I don’t mean to sound preachy (ok, I suppose that I do), but really here’s the deal: the people here—much like the people everywhere else we’ve been—are not like the caricatures that we imagine them to be. Indeed, as humans, we’re fundamentally more the same than different. It’s not like I didn’t understand this intellectually already, but there’s tremendous value in putting your rear-end into an airplane seat and coming to ‘know’ this first hand. I’m glad to have met Imir. And, as he was waving goodbye to us, I could only hope that he’ll go home today and say (in Arabic) something like “Guess what?

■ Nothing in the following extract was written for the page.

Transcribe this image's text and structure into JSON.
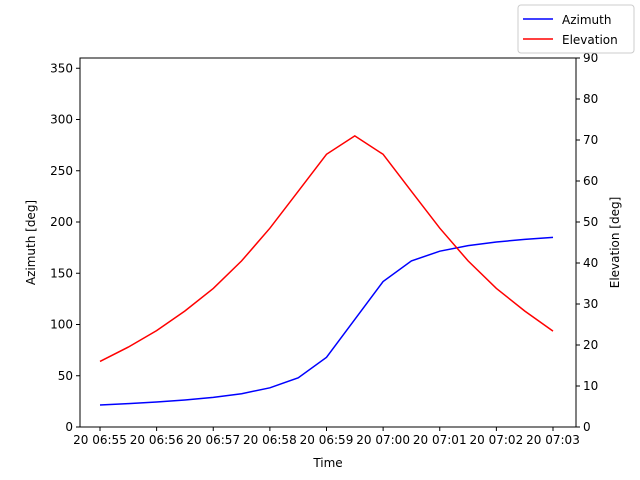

I met this very nice couple from America today…”

I could write about tonight’s good dinner at Portofino and the so-so production show that followed. But, honestly, that would be anti-climactic. Instead, I’ll end simply this way:

Fujairah – one of the best ports-of-call ever. Who knew?

Today’s box score: +1 country (Fujairah, UAE)

One Response to “Cruise Day #2 – Fujairah, UAE”

  1. Dad says:

    Dear Paul,

    As usual I am following your trip and attempting to follow on the maps I have on hand. Fujairha sounds as though it is small in area, but certainly not small in hospitality. We folks in the United States get so many views of the Middle East through our news programs. Usually, the perspective we get is just the meat and potatoes, the headlines of the day. How nice to get a report that includes the dessert. What a good guide you had! How gracious his attitude!